Areas of support

Anxiety counselling in West Wales and online across the UK

Anxiety is one of the most common reasons people seek counselling, and one of the most treatable. Whether you are experiencing persistent worry, panic attacks, social anxiety, or a creeping sense that something is wrong, you do not have to manage it alone.

Book an Appointment

I am Gareth Vaughan, a BACP Accredited Counsellor and Psychotherapist based in New Quay, Ceredigion, West Wales. I offer anxiety counselling in person and online via Microsoft Teams to clients across the UK.

What does anxiety feel like?

Anxiety shows up differently for different people. For some it is a constant hum of worry that never quite switches off. For others it arrives suddenly, in physical symptoms like a racing heart, breathlessness, or a tight chest. It can manifest as dread before everyday situations, avoidance of places or conversations, difficulty sleeping, or a nagging sense that something bad is about to happen.

What all these experiences share is that anxiety has taken on a life of its own, going beyond what the situation warrants and beginning to affect how you live. That is when counselling can help.

What causes anxiety?

Anxiety often has roots in past experience, early messages about safety or worth, difficult relationships, trauma, or periods of sustained stress. Sometimes it develops gradually; sometimes it is triggered by a specific event. Understanding what lies beneath your anxiety is often the first step toward working with it effectively.

I draw on Acceptance and Commitment Therapy (ACT), Compassion-Focused Therapy (CFT), and a Polyvagal-informed approach to help clients understand their nervous system responses, develop genuine coping strategies, and gradually reclaim the areas of life anxiety has narrowed.

How anxiety counselling can help

Illustration of a person feeling anxious, surrounded by swirling thoughts

Therapy for anxiety is not about eliminating all worry, some anxiety is healthy and useful. It is about reducing the grip that unhelpful anxiety has on your daily life. In our work together, we may:

  • Explore what is driving your anxiety and where it originates
  • Understand the nervous system patterns that keep anxiety going
  • Develop practical grounding and regulation strategies
  • Work with avoidance patterns gently and at your pace
  • Build psychological flexibility, the ability to act according to your values even when anxiety is present
  • Address perfectionism, self-criticism, or harsh internal standards that often accompany anxiety

Frequently asked questions, anxiety counselling

How do I know if my anxiety needs professional support?

If your anxiety is affecting your sleep, relationships, work, or ability to enjoy daily life, or if you find yourself avoiding things more and more to manage it, counselling is worth considering. You do not need to be in crisis to seek support.

What types of anxiety do you work with?

I work with generalised anxiety disorder (GAD), social anxiety, panic disorder, health anxiety, phobias, and anxiety linked to life transitions, trauma, or loss.
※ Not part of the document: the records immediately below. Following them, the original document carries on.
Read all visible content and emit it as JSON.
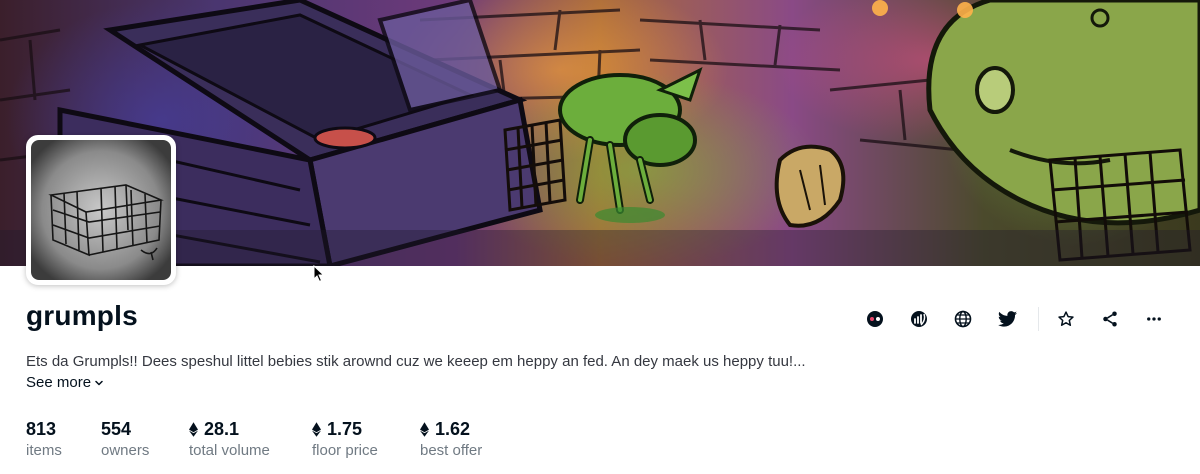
{
  "collection": {
    "name": "grumpls",
    "description": "Ets da Grumpls!! Dees speshul littel bebies stik arownd cuz we keeep em heppy an fed. An dey maek us heppy tuu!...",
    "see_more_label": "See more"
  },
  "actions": [
    {
      "icon": "opensea-pro-icon"
    },
    {
      "icon": "etherscan-icon"
    },
    {
      "icon": "globe-icon"
    },
    {
      "icon": "twitter-icon"
    },
    {
      "icon": "star-icon"
    },
    {
      "icon": "share-icon"
    },
    {
      "icon": "more-icon"
    }
  ],
  "stats": {
    "items": {
      "value": "813",
      "label": "items"
    },
    "owners": {
      "value": "554",
      "label": "owners"
    },
    "total_volume": {
      "value": "28.1",
      "label": "total volume",
      "currency_icon": "ethereum-icon"
    },
    "floor_price": {
      "value": "1.75",
      "label": "floor price",
      "currency_icon": "ethereum-icon"
    },
    "best_offer": {
      "value": "1.62",
      "label": "best offer",
      "currency_icon": "ethereum-icon"
    }
  },
  "colors": {
    "text_primary": "#04111d",
    "text_secondary": "#707a83",
    "description": "#353840"
  }
}
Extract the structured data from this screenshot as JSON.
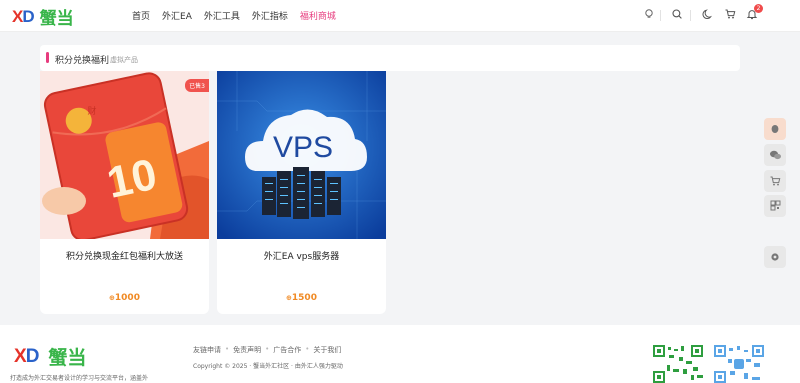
{
  "brand": {
    "logo_mark_x": "X",
    "logo_mark_d": "D",
    "logo_text": "蟹当"
  },
  "nav": {
    "items": [
      {
        "label": "首页"
      },
      {
        "label": "外汇EA"
      },
      {
        "label": "外汇工具"
      },
      {
        "label": "外汇指标"
      },
      {
        "label": "福利商城"
      }
    ],
    "active_index": 4
  },
  "header": {
    "notification_count": "2"
  },
  "section": {
    "title": "积分兑换福利",
    "subtitle": "虚拟产品"
  },
  "products": [
    {
      "name": "积分兑换现金红包福利大放送",
      "price_symbol": "⊕",
      "price": "1000",
      "sold_tag": "已售3",
      "thumb_text": "10",
      "thumb_yen": "¥",
      "thumb_seal": "财"
    },
    {
      "name": "外汇EA vps服务器",
      "price_symbol": "⊕",
      "price": "1500",
      "thumb_text": "VPS"
    }
  ],
  "footer": {
    "logo_mark_x": "X",
    "logo_mark_d": "D",
    "logo_text": "蟹当",
    "description": "打造成为外汇交易者设计的学习与交流平台，涵盖外",
    "links": [
      "友链申请",
      "免责声明",
      "广告合作",
      "关于我们"
    ],
    "copyright": "Copyright © 2025 · 蟹当外汇社区 · 由外汇人强力驱动"
  },
  "colors": {
    "accent": "#e73c7e",
    "price": "#f08a24",
    "logo_green": "#39b54a",
    "logo_red": "#e5332a",
    "logo_blue": "#2a62c9"
  },
  "icons": [
    "bulb-icon",
    "search-icon",
    "moon-icon",
    "cart-icon",
    "bell-icon",
    "qq-icon",
    "wechat-icon",
    "cart-icon",
    "qrcode-icon",
    "settings-icon"
  ]
}
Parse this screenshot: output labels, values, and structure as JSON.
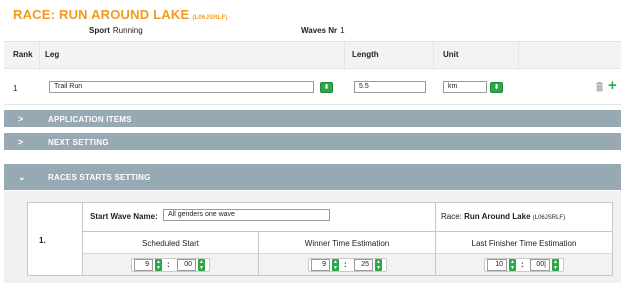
{
  "header": {
    "title": "RACE: RUN AROUND LAKE",
    "code": "(L06JSRLF)",
    "sport_label": "Sport",
    "sport_value": "Running",
    "waves_label": "Waves Nr",
    "waves_value": "1"
  },
  "legs": {
    "columns": [
      "Rank",
      "Leg",
      "Length",
      "Unit"
    ],
    "rows": [
      {
        "rank": "1",
        "leg": "Trail Run",
        "length": "5.5",
        "unit": "km"
      }
    ],
    "icons": [
      "chevron-updown-icon",
      "trash-icon",
      "plus-icon"
    ]
  },
  "sections": {
    "application_items": "APPLICATION ITEMS",
    "next_setting": "NEXT SETTING",
    "races_starts_setting": "RACES STARTS SETTING"
  },
  "races_starts": {
    "row_number": "1.",
    "start_wave_label": "Start Wave Name:",
    "start_wave_value": "All genders one wave",
    "race_label": "Race:",
    "race_name": "Run Around Lake",
    "race_code": "(L06JSRLF)",
    "scheduled_start_label": "Scheduled Start",
    "winner_time_label": "Winner Time Estimation",
    "last_finisher_label": "Last Finisher Time Estimation",
    "scheduled_start": {
      "hours": "9",
      "minutes": "00"
    },
    "winner_time": {
      "hours": "9",
      "minutes": "25"
    },
    "last_finisher": {
      "hours": "10",
      "minutes": "00|"
    },
    "separator": ":"
  },
  "colors": {
    "accent_orange": "#f39a1e",
    "section_bar": "#97a9b3",
    "spinner_green": "#2ba94a"
  }
}
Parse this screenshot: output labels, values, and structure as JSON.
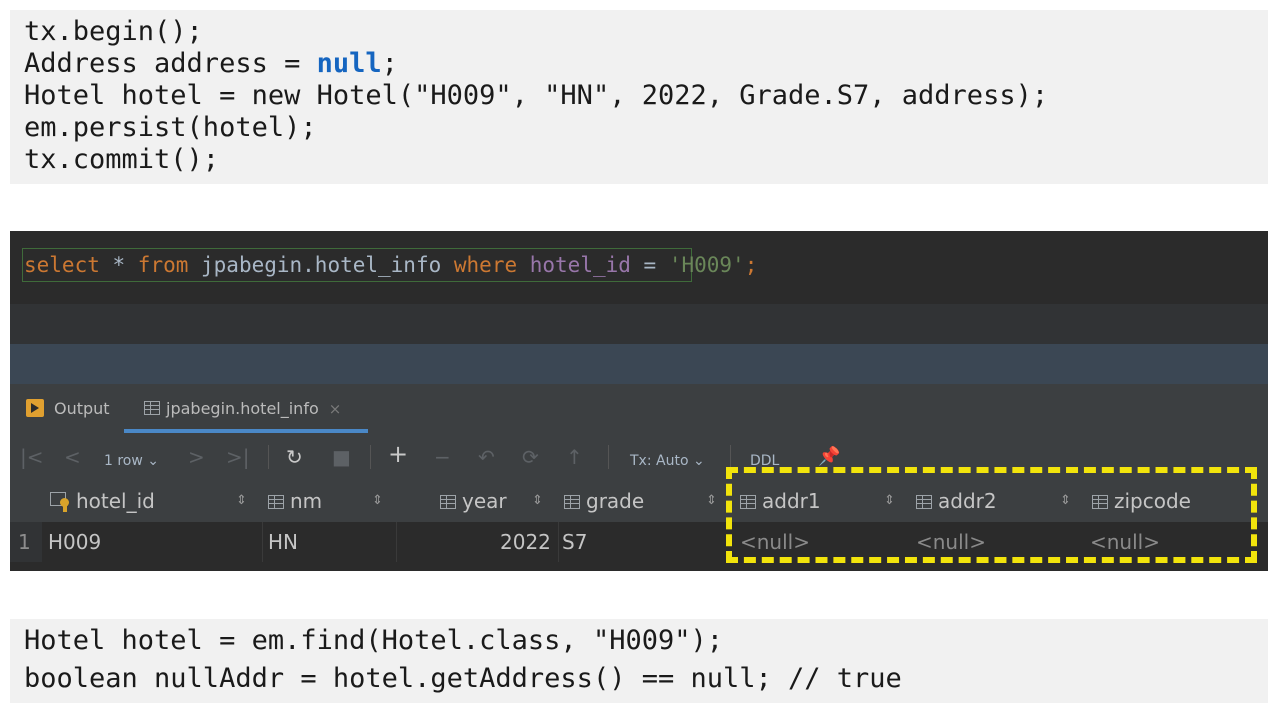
{
  "code_top": {
    "lines": [
      "tx.begin();",
      "Address address = ",
      "Hotel hotel = new Hotel(\"H009\", \"HN\", 2022, Grade.S7, address);",
      "em.persist(hotel);",
      "tx.commit();"
    ],
    "null_keyword": "null",
    "semicolon": ";"
  },
  "query": {
    "select": "select",
    "star": " * ",
    "from": "from",
    "table": " jpabegin.hotel_info ",
    "where": "where",
    "column": " hotel_id",
    "eq": " = ",
    "value": "'H009'",
    "end": ";"
  },
  "tabs": [
    {
      "label": "Output"
    },
    {
      "label": "jpabegin.hotel_info",
      "close": "×"
    }
  ],
  "toolbar": {
    "first": "|<",
    "prev": "<",
    "rows": "1 row",
    "rows_arrow": "⌄",
    "next": ">",
    "last": ">|",
    "refresh": "↻",
    "stop": "■",
    "add": "+",
    "remove": "−",
    "revert": "↶",
    "submit": "⟳",
    "up": "↑",
    "tx": "Tx: Auto",
    "tx_arrow": "⌄",
    "ddl": "DDL",
    "pin": "📌"
  },
  "columns": [
    {
      "name": "hotel_id",
      "sort": "⇕"
    },
    {
      "name": "nm",
      "sort": "⇕"
    },
    {
      "name": "year",
      "sort": "⇕"
    },
    {
      "name": "grade",
      "sort": "⇕"
    },
    {
      "name": "addr1",
      "sort": "⇕"
    },
    {
      "name": "addr2",
      "sort": "⇕"
    },
    {
      "name": "zipcode",
      "sort": ""
    }
  ],
  "rows": [
    {
      "num": "1",
      "cells": [
        "H009",
        "HN",
        "2022",
        "S7",
        "<null>",
        "<null>",
        "<null>"
      ]
    }
  ],
  "code_bottom": {
    "lines": [
      "Hotel hotel = em.find(Hotel.class, \"H009\");",
      "boolean nullAddr = hotel.getAddress() == null; // true"
    ]
  },
  "colors": {
    "highlight": "#f2e40c",
    "keyword": "#cc7832",
    "string": "#6a8759",
    "null_keyword": "#1565c0"
  }
}
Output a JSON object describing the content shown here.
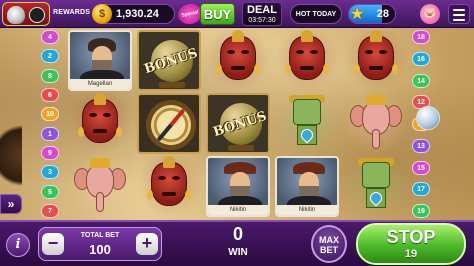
{
  "topbar": {
    "rewards_label": "REWARDS",
    "coin_symbol": "$",
    "coins": "1,930.24",
    "special_badge": "Special",
    "buy_label": "BUY",
    "deal_label": "DEAL",
    "deal_timer": "03:57:30",
    "hot_today_label": "HOT TODAY",
    "level": "28",
    "level_progress": 0.72,
    "icons": [
      "logo-icon",
      "coin-icon",
      "star-icon",
      "piggy-bank-icon",
      "menu-icon"
    ]
  },
  "paylines": {
    "left": [
      "4",
      "2",
      "8",
      "6",
      "10",
      "1",
      "9",
      "3",
      "5",
      "7"
    ],
    "right": [
      "18",
      "16",
      "14",
      "12",
      "11",
      "13",
      "15",
      "17",
      "19"
    ]
  },
  "reels": [
    [
      "portrait",
      "mask",
      "elephant"
    ],
    [
      "globe",
      "compass",
      "mask"
    ],
    [
      "mask",
      "globe",
      "portrait"
    ],
    [
      "mask",
      "idol",
      "portrait"
    ],
    [
      "mask",
      "elephant",
      "idol"
    ]
  ],
  "portrait_captions": {
    "magellan": "Magellan",
    "nikitin": "Nikitin"
  },
  "bonus_text": "BONUS",
  "bottombar": {
    "info_label": "i",
    "total_bet_label": "TOTAL BET",
    "total_bet": "100",
    "minus_label": "−",
    "plus_label": "+",
    "win_value": "0",
    "win_label": "WIN",
    "max_label_1": "MAX",
    "max_label_2": "BET",
    "stop_label": "STOP",
    "stop_lines": "19"
  },
  "expand_label": "»"
}
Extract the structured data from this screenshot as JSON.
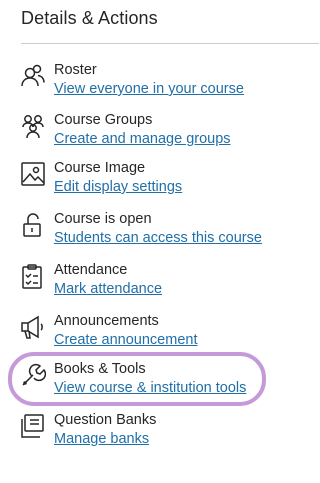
{
  "panel": {
    "title": "Details & Actions"
  },
  "items": [
    {
      "label": "Roster",
      "link": "View everyone in your course",
      "icon": "people-icon"
    },
    {
      "label": "Course Groups",
      "link": "Create and manage groups",
      "icon": "groups-icon"
    },
    {
      "label": "Course Image",
      "link": "Edit display settings",
      "icon": "image-icon"
    },
    {
      "label": "Course is open",
      "link": "Students can access this course",
      "icon": "unlock-icon"
    },
    {
      "label": "Attendance",
      "link": "Mark attendance",
      "icon": "clipboard-icon"
    },
    {
      "label": "Announcements",
      "link": "Create announcement",
      "icon": "megaphone-icon"
    },
    {
      "label": "Books & Tools",
      "link": "View course & institution tools",
      "icon": "wrench-icon"
    },
    {
      "label": "Question Banks",
      "link": "Manage banks",
      "icon": "question-bank-icon"
    }
  ],
  "colors": {
    "link": "#1f6fa8",
    "highlight": "#c59ad9",
    "text": "#262626"
  }
}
If you are unsure whether your experience fits, please get in touch, we can talk it through.

How long does anxiety counselling take?

It varies. Some people find significant relief in eight to twelve sessions; others benefit from longer-term work, particularly when anxiety is rooted in early experience or trauma. We review progress as we go, and you are never committed to a fixed number of sessions.

Do you offer online anxiety counselling?

Yes. I offer confidential anxiety counselling via Microsoft Teams to clients anywhere in the UK. Online therapy is well-evidenced for anxiety, and many clients find it more accessible than in-person work.